As the film is culminating, shortly before the capture and while the US Navy SEAL team 6 is still in the helicopter but approaching the Pakistani compound, the camera focuses on one of the soldiers who has headphones on and we learn that he is listening to the dynamic life coach, Tony Robbins.

And it made perfect sense - to have the strength and fearlessness of one of those SEALS, a little Tony Robbins inspiration would be crucial.

In a recent article, Robbins addresses the push and pull we all feel from time to time - the wavering between possibility and necessity.  Robbins notes that some people are motivated by necessity - that they do something not because they want to, but because they feel they must.  They are not looking at infinite possibilities.  They take what comes and accept what is available and put their head down and grind it out.  Others are possibility people.  They are dreamers, motivated by what they want to do and look for experiences and choices based on possibility.

As you might've guessed, there's no correct tendency here.  We need the steady Eddies and the stargazers.  Some of us get our energy from the consistent, reliable routine and others are bored if new directions are not a daily option.

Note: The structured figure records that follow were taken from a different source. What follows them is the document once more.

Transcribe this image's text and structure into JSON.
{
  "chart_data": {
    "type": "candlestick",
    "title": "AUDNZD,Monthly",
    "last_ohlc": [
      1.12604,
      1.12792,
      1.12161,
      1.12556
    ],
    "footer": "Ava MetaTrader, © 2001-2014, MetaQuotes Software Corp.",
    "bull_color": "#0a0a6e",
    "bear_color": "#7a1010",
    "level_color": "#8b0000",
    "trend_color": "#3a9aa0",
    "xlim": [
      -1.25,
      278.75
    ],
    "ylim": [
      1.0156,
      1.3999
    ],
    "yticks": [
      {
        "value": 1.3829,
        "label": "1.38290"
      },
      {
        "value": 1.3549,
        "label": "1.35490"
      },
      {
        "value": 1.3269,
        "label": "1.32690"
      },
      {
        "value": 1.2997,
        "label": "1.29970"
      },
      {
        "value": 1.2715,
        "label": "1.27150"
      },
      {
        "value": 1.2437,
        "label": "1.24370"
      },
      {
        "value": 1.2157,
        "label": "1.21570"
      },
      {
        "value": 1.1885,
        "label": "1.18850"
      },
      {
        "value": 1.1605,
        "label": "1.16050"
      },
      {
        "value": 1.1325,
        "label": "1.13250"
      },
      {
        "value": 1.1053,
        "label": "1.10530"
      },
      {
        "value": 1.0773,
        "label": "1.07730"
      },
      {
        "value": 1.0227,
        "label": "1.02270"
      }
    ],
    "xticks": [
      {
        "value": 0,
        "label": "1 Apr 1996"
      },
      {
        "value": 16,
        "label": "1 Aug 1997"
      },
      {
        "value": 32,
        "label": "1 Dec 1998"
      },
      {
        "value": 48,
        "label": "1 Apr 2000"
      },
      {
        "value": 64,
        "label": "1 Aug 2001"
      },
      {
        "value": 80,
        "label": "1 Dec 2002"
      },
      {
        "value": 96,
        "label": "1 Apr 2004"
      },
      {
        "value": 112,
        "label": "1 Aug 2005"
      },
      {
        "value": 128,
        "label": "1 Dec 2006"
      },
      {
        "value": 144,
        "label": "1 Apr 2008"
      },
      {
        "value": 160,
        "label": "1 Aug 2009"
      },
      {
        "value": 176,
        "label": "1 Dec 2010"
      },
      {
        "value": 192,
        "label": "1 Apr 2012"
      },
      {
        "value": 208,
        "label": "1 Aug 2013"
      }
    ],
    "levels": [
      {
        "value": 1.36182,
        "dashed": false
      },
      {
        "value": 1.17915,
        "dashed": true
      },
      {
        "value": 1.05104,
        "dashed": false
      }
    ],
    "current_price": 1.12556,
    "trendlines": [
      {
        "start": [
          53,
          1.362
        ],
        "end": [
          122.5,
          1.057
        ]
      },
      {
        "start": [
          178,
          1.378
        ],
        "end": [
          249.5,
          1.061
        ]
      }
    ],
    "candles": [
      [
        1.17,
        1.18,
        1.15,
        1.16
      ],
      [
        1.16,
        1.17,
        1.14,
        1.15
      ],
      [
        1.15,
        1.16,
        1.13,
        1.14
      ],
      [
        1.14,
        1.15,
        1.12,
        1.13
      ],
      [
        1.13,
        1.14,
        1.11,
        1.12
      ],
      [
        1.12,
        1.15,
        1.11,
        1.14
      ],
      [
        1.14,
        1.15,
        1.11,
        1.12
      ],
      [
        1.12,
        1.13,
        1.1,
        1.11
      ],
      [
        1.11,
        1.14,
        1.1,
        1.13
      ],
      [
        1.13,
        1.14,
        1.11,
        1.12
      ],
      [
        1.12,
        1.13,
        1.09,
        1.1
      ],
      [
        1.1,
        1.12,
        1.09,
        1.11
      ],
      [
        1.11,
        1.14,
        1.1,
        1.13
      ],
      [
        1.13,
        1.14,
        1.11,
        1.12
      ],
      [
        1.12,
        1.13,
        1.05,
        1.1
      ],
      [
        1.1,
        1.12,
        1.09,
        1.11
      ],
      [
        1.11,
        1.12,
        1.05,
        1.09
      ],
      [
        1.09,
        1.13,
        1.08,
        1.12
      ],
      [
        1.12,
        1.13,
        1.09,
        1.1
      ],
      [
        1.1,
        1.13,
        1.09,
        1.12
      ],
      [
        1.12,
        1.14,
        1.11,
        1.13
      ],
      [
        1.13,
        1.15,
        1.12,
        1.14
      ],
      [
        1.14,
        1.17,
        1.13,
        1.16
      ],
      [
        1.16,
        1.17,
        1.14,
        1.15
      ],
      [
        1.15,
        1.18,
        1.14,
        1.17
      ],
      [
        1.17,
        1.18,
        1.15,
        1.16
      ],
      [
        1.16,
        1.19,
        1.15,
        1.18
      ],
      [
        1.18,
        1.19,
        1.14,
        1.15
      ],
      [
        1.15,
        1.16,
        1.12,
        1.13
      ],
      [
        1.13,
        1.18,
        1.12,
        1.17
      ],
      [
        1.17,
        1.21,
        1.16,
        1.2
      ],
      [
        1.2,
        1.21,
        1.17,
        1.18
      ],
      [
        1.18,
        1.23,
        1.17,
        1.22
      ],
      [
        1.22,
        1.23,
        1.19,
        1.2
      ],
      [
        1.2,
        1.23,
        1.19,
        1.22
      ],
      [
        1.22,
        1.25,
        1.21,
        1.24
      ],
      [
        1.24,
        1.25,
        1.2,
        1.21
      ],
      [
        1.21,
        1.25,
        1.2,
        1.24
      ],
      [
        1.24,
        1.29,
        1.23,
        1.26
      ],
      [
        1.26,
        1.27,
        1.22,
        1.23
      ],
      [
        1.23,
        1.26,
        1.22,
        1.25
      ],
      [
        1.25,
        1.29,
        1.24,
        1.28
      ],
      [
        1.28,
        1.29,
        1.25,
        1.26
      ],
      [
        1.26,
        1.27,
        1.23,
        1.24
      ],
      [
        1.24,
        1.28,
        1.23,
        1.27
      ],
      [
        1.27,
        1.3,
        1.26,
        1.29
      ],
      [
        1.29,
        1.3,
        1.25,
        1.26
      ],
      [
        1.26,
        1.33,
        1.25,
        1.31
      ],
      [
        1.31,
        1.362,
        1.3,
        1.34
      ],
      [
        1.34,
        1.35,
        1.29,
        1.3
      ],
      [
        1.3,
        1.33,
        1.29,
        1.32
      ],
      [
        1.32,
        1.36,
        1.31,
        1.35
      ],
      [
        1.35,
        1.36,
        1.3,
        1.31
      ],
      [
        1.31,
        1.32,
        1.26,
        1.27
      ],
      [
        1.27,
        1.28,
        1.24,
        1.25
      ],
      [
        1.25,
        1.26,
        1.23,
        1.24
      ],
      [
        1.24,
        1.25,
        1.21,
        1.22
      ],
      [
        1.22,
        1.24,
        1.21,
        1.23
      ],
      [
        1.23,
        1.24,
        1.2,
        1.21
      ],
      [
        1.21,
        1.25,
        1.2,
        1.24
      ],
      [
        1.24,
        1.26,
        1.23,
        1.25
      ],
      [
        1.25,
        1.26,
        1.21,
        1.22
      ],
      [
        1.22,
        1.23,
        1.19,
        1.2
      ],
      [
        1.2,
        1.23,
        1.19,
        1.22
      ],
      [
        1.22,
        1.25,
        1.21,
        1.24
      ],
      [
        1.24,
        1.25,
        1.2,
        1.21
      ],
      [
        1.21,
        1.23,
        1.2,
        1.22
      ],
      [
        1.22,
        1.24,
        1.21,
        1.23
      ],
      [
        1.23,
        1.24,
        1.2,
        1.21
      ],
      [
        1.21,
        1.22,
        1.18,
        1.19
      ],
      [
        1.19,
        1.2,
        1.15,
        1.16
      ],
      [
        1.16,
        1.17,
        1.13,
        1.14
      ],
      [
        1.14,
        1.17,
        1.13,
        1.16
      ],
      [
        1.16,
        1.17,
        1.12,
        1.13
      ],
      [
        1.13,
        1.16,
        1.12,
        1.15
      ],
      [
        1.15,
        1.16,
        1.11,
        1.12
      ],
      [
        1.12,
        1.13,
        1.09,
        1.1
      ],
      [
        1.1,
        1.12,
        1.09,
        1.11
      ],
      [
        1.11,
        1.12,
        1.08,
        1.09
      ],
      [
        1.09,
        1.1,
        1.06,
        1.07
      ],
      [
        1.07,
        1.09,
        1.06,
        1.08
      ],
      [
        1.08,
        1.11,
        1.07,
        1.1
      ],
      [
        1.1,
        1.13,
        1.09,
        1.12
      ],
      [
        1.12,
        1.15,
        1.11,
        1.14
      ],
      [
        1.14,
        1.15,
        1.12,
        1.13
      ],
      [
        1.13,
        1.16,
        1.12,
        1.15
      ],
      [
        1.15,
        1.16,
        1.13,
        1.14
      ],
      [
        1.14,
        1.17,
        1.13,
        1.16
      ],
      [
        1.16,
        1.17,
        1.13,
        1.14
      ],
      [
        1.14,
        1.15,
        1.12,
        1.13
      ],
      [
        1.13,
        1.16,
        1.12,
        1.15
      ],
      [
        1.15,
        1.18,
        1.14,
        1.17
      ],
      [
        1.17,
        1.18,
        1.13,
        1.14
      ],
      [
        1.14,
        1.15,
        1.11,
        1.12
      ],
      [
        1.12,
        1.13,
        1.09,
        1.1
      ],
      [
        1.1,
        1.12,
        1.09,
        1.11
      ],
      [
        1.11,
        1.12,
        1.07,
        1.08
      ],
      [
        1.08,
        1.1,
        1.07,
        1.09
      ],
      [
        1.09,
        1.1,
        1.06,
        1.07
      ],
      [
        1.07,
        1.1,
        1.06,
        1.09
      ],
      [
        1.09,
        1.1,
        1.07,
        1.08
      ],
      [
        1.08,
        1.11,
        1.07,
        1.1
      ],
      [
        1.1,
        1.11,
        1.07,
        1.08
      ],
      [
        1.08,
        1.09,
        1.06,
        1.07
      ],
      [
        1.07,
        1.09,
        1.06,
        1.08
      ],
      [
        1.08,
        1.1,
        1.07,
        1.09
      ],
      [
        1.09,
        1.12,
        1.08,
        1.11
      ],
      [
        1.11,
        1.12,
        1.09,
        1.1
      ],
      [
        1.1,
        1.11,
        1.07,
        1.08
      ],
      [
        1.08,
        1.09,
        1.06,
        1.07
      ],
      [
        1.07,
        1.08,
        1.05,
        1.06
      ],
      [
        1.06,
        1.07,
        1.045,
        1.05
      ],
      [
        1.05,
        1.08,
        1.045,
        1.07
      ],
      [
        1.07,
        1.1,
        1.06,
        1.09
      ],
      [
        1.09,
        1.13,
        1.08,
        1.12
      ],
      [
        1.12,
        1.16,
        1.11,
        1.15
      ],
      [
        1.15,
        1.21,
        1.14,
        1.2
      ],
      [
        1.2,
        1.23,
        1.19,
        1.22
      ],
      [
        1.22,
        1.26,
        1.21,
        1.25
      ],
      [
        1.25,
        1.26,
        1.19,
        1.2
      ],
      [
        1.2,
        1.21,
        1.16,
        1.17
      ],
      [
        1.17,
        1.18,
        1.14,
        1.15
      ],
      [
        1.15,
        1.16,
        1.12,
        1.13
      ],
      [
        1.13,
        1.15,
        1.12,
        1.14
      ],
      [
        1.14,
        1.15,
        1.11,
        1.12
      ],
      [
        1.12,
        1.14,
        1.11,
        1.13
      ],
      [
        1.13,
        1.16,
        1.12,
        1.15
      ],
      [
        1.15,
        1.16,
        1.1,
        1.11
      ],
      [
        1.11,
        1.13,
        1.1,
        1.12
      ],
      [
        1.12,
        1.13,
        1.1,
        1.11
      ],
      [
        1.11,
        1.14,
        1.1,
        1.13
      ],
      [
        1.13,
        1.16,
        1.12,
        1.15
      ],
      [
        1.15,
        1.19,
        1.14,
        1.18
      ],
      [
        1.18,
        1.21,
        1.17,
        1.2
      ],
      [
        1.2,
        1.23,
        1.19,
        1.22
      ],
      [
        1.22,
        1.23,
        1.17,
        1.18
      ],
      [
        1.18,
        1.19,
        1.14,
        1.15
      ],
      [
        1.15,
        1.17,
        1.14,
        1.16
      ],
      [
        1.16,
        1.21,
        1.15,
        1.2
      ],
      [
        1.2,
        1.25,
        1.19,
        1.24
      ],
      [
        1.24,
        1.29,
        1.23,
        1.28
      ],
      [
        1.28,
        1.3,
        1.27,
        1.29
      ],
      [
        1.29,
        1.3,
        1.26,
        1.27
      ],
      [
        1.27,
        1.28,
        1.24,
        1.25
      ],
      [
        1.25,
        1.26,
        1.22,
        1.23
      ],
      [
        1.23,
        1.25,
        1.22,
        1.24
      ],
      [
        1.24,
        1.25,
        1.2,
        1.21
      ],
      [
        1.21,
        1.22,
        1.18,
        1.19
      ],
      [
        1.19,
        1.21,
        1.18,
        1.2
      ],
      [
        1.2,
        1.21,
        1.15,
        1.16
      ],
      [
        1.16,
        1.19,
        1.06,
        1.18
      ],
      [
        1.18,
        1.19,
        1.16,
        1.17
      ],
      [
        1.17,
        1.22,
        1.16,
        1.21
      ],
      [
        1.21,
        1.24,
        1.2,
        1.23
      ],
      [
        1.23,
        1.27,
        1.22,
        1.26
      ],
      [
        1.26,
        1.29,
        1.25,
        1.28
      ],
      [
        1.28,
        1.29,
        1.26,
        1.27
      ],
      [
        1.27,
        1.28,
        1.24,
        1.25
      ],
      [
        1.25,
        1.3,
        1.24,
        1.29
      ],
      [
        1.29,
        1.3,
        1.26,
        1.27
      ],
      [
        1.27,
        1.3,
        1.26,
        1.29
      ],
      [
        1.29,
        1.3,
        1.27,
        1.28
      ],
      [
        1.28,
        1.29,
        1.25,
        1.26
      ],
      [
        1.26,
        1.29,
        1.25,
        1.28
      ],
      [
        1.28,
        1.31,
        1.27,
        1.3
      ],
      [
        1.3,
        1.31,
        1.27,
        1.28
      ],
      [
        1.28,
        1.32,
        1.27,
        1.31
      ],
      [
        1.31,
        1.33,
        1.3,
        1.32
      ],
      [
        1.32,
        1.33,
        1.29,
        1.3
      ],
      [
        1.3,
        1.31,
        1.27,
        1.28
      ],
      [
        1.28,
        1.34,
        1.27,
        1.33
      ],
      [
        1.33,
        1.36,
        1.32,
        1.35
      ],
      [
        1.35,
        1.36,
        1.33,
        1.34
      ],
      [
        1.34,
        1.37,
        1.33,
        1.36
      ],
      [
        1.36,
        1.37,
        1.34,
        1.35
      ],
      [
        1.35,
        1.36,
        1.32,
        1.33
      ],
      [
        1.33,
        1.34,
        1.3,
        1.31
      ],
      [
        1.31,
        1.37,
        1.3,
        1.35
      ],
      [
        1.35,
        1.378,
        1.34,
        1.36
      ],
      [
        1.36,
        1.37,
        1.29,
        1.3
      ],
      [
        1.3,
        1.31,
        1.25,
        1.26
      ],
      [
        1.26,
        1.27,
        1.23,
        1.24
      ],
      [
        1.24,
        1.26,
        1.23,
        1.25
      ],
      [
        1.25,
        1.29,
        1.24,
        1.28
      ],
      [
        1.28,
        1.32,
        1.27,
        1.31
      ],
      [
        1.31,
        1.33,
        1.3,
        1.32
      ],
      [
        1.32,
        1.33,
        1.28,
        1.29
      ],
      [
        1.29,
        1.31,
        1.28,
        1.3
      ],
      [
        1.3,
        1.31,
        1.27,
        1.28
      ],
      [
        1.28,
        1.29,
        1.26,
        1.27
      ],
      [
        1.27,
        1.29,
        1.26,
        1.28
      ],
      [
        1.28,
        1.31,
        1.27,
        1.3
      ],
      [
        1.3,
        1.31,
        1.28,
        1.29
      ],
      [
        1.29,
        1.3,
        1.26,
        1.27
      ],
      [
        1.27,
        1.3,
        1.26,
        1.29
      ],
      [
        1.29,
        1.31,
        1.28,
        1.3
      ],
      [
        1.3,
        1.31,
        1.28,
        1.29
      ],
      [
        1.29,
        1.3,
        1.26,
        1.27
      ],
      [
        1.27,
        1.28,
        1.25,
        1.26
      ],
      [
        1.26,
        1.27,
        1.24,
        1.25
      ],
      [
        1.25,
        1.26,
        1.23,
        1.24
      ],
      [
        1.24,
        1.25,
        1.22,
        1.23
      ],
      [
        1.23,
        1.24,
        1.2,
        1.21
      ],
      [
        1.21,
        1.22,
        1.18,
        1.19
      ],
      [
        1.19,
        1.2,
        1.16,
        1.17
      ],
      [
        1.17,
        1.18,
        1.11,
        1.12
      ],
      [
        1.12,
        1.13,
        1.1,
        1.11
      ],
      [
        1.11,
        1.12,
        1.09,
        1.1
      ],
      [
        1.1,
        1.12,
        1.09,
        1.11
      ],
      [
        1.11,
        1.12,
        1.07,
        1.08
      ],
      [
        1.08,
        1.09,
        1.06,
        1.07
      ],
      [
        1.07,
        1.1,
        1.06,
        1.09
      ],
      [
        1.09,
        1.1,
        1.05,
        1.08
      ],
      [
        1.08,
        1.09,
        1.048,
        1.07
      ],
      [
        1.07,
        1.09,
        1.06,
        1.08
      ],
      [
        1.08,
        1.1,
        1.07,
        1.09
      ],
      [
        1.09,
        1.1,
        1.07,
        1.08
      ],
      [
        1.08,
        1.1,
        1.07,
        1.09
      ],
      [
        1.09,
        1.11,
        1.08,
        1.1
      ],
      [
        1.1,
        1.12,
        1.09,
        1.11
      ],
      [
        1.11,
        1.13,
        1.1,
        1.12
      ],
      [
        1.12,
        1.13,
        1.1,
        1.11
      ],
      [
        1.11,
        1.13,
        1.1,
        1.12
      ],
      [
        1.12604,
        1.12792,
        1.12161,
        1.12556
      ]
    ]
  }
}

Thinking back to the film, and that real-life event, the guys who executed must've had a lot of disciplined training.  I'm not sure they walked across burning coals like participants do in Robbins' Change Your Life workshop, but there was probably a mix of personalities on that helicopter(s) that were tuned into their respective styles before implementing the strategies that resulted in the real-life outcome and the film's ending.